My color management workflow - how to get vibrant colors in your photos
Background: The best way for me to get vibrant colors and not have it look too saturated or incorrectly saturated is by having a good workflow for color management. A long time ago, I interviewed for the Apple iPhoto team and they asked me a color management interview question, and I couldn't answer it. So I did some research after the interview and this is the workflow I use to get vibrant colors below. (disclaimer: some links may be affiliate links to Amazon)
Step 1: color management - have a good main light source
The sun at noon: Having a light good light source is key to vibrant colors. The sun is a great light source, especially closer to noon time. That's when you get skin tones that look true to life. When it gets closer to sunset, everything turns an orange color and correcting for it doesn't seem right. Also the Color Rendering Index (CRI) during noontime is at the most (100), which shows the best range of colors during that time.
Flash: Another alternative is flash which has a a CRI of around 85-90, depending on what flash you use. Personally, I use the Godox system because it gives me flexibility with different power levels of flash and the functionality of having built in receivers and transmitters within the flash unit.
Step 2: color management - use custom white balance
The gray card and Expodisc: Calibrating your camera white balance before shooting or using a gray card so you can easily figure out the correct white balance will help your workflow. For custom white balance setting, I like using the expodisc because I like to see close to the end result of what I shoot. Alternatively if your gray card is big enough, you can take a picture of the gray card and calibrate your white balance to that. Another option I do is to use flash to over power color casts on my subject. Whenever I use flash, I just select flash white balance. It could still be helpful to use a gray card in case the light from the flash hits other objects that bounce on your subject.
Here are some tools I use for getting my custom white balance:
Step 3: color management - editing
White balance tool: If you've taken the appropriate steps, you either don't have to do anything else for editing, or just use the white balance tool on Lightroom and pick your gray card target. This will normalize everything to how it should be captured.
Why it doesn't always work: Does it always work as expected? No. At first I was blaming the tools, but then I later learned that the techniques were wrong. For example, let's say I didn't use flash in the photo below to over power the color cast:
She could have a green cast on her skin. Even if I used a gray card and corrected in Lightroom, the skin could look "correct", but the white balance tool would also shift the colors of the entire image. Also, because the sun is now hitting the trees and grass, the CRI would be affected.

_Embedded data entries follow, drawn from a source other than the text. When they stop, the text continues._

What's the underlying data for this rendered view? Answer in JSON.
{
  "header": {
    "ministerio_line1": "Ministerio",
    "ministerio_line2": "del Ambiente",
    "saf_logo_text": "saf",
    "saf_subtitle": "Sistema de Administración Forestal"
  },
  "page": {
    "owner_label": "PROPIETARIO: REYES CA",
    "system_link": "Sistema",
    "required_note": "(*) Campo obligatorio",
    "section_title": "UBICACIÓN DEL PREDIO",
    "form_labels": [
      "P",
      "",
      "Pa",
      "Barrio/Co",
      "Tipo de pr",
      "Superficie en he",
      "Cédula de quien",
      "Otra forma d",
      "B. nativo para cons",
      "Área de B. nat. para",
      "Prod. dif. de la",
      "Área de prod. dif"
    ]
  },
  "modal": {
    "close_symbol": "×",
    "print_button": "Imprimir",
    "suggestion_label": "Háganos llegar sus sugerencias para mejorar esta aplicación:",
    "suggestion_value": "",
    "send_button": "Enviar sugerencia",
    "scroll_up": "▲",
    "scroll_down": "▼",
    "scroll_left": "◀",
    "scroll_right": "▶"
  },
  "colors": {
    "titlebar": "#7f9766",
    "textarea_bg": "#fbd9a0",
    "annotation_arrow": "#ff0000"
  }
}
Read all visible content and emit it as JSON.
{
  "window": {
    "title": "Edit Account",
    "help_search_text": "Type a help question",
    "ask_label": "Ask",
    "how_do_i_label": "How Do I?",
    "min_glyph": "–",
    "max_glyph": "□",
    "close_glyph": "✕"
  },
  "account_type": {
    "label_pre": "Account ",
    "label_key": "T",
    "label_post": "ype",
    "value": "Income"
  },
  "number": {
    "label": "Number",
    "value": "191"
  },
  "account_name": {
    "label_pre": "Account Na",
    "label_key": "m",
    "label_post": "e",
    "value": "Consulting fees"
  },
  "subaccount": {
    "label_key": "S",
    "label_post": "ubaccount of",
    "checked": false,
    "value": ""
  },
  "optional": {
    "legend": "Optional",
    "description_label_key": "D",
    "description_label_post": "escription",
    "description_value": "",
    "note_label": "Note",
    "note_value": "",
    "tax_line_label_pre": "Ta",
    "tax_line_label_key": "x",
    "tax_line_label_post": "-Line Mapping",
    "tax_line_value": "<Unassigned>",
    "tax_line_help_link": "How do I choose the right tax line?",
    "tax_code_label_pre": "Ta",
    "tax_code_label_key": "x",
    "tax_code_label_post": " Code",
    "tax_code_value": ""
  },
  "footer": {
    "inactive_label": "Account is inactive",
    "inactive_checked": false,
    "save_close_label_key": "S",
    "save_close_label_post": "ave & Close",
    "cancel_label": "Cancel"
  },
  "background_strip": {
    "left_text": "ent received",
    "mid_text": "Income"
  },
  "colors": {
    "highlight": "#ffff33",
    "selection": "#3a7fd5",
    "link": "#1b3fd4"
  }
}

Calibration: Before you start truly editing the photo though, make sure your monitor is calibrated. Your monitor could have a color shift, be too bright, or too contrasty. Calibrating it will help match your edit to an output like a print. I use the X-rite Pro system below for calibration. Alternatively, I know some folks who use the Spyder system.
Also for colorspace, I use sRGB which is what the web uses as well as most print places.
Step 4: color management - output
Printing and Color Profiles: Depending on where you print, sometimes you just have to save your photo in sRGB and all is well. To maximize screen to print matching, see if your print place needs specific color profiles. Costco for example has their printer profiles located at Dry Creek Photo. After downloading the printer profile, save an additional copy in photoshop via the menu Edit > Convert to Profile using that specific printer profile. If you just open the file in your file system, it may look weird, but the printer will print it perfectly.
For home printing, I use the Canon Pro 100 printer. I find it convenient not having to drive to the store or wait for my print in the mail.